Un jour parmi les jours
Son père décida de la marier
Sans lui demander son avis
Et c’est le début d’un grand calvaire […]
Personne ne l’aida
Ni son frère ni sa mère
Zoubida ne savait pas quoi faire
Zoubida se donna la mort.
Des Zoubida y’en a beaucoup
Dont la vie se termine ainsi.»
En ces années-là, années d’engagement contre le racisme anti-arabe – que nous partagions tous deux – cette chanson ne manquait pas d’audace. Oser ainsi dénoncer la tradition patriarcale dans les familles d’origine maghrébine, il fallait le faire. Mais Rachid n’était pas du genre à combattre des oppressions pour en accepter d’autres. Nous avions parlé longuement, et j’avais découvert que le jeune natif d’Oran qui avait débarqué en France à 10 ans, fan d’Elvis autant que de James Brown, était politisé – très à gauche et hostile au communisme moscovite, tout comme moi qui étais trotskiste – et cultivé, ce qui n’était pas très courant dans le milieu du rock. Il s’y connaissait en art, littérature, histoire. Et il m’avait ébloui par son humour : il avait le don du mot d’esprit qui faisait toujours mouche.

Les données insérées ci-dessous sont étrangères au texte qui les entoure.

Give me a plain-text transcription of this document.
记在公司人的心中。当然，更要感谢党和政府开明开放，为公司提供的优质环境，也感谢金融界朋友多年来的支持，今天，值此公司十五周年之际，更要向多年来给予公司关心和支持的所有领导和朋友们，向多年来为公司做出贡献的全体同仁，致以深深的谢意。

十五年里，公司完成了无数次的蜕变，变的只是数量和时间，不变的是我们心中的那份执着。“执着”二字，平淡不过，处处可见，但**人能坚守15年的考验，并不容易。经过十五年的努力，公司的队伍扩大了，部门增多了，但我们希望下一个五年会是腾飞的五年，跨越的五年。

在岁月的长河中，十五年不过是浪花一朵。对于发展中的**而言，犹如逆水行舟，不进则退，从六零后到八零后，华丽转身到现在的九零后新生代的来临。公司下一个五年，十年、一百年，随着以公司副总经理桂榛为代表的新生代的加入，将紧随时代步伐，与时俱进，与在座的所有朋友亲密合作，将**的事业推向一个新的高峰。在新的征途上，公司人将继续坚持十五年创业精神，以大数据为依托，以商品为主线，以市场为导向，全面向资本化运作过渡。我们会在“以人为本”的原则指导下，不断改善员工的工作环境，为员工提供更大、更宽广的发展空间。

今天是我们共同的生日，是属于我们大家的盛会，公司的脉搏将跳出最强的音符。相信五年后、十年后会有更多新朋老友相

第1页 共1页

C’était à Lyon, quand la ville était réputée pour sa scène rock, et nous formions un tandem revendiquant d’être l’Arabe et le Juif. Pendant près de 40 ans il a tenté de me convaincre qu’il avait sans doute de lointaines origines juives, qui lui seraient venues de son Algérie natale. C’était peut-être vrai, après tout. Mais quelle importance ? Il était de ceux qui aimaient les Juifs – surtout les ashkénazes, me disait-il, mais c’était pour me faire plaisir.
Personne n’a oublié son passage à l‘émission d’Ardisson, où ce «laïque musulman» et partisan du «Coran alternatif», – qu’est-ce qu’il m’avait fait marrer avec cette trouvaille ! –, avait dénoncé le manque de démocratie dans les pays arabes, avant de lancer, en guise d’avertissement aux pro-Palestiniens : «les Juifs, c’est des frères». Et de poursuivre : «Qu’on arrête ces conneries avec ‘’les Juifs tiennent le pouvoir’’». Finissant en beauté, il avait rappelé tout ce que lui-même et certains chanteurs de raï dont les tubes étaient célèbres dans le monde arabo-musulman devaient – pour des textes de chanson, l’organisation de tournées… – précisément à ces Juifs tant honnis. Ce qui lui avait valu pendant des années des flots d’injures et une haine coriace chez les «anti-sionistes» les plus enragés du Maghreb.
La reprise par Carte de Séjour de la vieille chanson de Charles Trenet «Douce France» avait fait connaître le groupe du grand public. Rachid y chantait le «merveilleux pays de mon enfance» en en rajoutant sur un accent algérien qu’en réalité il avait à peine. Le morceau était arrangé à la façon orientale, le clip montrait les musiciens, dont plusieurs, comme les frères Amini, étaient eux aussi enfants d’immigrés, comme on disait alors ; mais, avec une merveilleuse et tendre ironie, toute la petite bande était filmée comme naturellement insérée dans ce terroir bien de chez nous. Rachid et son groupe ne faisaient rien d’autre qu’affirmer «Nous aussi on est français, comme vous», tout en rappelant clairement d’où ils venaient.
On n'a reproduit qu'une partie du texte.